I had a counselling session and it was fine but have decided it's not for me at this time. I've been contacted asking if I want another appointment - should I reply?

Hilda40 Wed 20-Jul-16 12:29:36

Yes

Joolsy Wed 20-Jul-16 12:30:17

Yes, I really think you should. Just explain exactly how you've said it here but maybe put some reason as well

MadameJosephine Wed 20-Jul-16 12:31:15

I think it would be rude not to reply at all. If you are sure I would just be honest and tell them exactly what you've said here. Is it nhs or private? If nhs I would perhaps consider giving it a bit longer than one session to make your mind up though as you might have to join a waiting list again if you change your mind later

midwaythroughthedecade Wed 20-Jul-16 12:32:05

It's private. I'm not sure what the reason is and don't want her to feel it is her as it is not!

YouOKHun Wed 20-Jul-16 12:40:18

I'm a therapist working in private practice and in the NHS. You therapist should be professionally neutral and should welcome the feedback so drop her an email to say you don't want another appointment and why, even if you just say 'it's not the right thing for me/at the moment. If she takes it personally she's forgotten her training! Letting her know means you can leave it open for another time if that's what you want later. There are lots of different therapeutic approaches and it may be something else would suit you better.

AlwaysDancing1234 Wed 20-Jul-16 12:44:53

I agree with posts above. I've been in this position, had 2 sessions bit decided the therapists approach and timing weren't right for me - I sent a quick email saying exactly that. Best to be honest.

midwaythroughthedecade Wed 20-Jul-16 12:48:12

Thank you, I'll do that now smile

Boiledfart Wed 20-Jul-16 15:21:58

I had a similar experience OP but mine was with a NHS counsellor.

After three sessions, I felt that we hadn't gelled. I have had counselling before via the NHS on two separate occasions so I knew what to expect.

With the most recent counsellor, I felt that she was doing more talking than me and was telling me what I should do. This is NOT what counselling is about. You should be allowed to speak freely and arrive at your own solutions.

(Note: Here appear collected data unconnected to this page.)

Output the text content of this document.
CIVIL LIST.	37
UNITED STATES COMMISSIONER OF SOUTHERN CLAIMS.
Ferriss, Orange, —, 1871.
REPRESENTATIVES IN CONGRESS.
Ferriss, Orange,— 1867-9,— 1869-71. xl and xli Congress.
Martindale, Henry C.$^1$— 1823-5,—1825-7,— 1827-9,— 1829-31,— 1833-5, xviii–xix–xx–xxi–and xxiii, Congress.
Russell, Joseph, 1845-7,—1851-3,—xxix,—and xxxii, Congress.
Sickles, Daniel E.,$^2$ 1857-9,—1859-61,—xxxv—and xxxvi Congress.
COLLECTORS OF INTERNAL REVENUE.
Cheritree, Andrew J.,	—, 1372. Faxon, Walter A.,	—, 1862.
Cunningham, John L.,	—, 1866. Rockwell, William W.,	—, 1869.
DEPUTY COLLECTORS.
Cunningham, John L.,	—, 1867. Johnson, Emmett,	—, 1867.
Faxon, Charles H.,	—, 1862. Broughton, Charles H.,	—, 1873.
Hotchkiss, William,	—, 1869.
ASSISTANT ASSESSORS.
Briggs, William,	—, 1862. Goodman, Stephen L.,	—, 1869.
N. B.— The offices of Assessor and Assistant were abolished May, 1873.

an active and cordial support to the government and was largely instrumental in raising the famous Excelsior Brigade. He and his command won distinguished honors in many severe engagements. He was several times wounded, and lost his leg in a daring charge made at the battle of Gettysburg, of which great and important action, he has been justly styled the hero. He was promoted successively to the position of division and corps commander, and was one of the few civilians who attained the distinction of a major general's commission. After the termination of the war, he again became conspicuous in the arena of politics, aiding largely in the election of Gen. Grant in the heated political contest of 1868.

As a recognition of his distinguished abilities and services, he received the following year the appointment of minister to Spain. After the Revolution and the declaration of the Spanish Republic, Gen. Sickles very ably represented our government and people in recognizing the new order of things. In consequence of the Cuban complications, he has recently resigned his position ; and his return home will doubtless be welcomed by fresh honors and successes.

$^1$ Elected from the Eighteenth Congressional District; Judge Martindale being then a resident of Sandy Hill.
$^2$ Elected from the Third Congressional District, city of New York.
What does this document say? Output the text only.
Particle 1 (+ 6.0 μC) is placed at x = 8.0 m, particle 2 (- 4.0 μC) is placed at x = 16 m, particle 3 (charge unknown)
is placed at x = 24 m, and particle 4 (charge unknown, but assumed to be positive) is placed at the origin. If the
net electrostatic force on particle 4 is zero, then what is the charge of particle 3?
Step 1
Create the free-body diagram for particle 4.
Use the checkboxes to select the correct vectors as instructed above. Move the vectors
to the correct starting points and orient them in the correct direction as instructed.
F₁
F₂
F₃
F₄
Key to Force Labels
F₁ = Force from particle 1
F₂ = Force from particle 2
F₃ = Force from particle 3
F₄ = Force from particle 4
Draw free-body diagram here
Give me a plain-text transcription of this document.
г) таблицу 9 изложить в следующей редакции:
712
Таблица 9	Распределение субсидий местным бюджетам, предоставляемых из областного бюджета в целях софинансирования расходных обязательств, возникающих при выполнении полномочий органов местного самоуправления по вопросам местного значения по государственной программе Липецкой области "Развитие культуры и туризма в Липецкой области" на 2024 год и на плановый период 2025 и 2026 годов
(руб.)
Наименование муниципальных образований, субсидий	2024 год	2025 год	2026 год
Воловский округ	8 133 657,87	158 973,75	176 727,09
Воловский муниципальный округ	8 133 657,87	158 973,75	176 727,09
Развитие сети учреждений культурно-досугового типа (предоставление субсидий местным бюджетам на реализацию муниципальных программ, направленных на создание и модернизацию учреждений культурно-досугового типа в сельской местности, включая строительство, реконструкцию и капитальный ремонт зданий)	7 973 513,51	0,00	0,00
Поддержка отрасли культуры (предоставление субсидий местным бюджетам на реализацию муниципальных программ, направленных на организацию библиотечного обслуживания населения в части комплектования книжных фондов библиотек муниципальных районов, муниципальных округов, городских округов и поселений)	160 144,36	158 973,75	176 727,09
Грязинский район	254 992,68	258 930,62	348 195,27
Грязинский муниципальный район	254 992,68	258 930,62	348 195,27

Anyway, I rang the service manager and asked if I could see someone else. Naturally, the manager asked me why and what the problem was. I explained that I had started to dread the sessions and my reasons why. The manager was very good about it, completely understood and explained that some counsellors and patients don't gel. Consequently, I was allocated a different counsellor and they didn't hold it against me. I was worried that I'd be seen as some sort of trouble causer who was refusing help.

I hope that the counsellor in question was spoken to about this experiecne as I felt she had a lot to learn from it if she was to continue to be effective in her job.

Could you perhaps ask to see a different person to see if that is any better for you?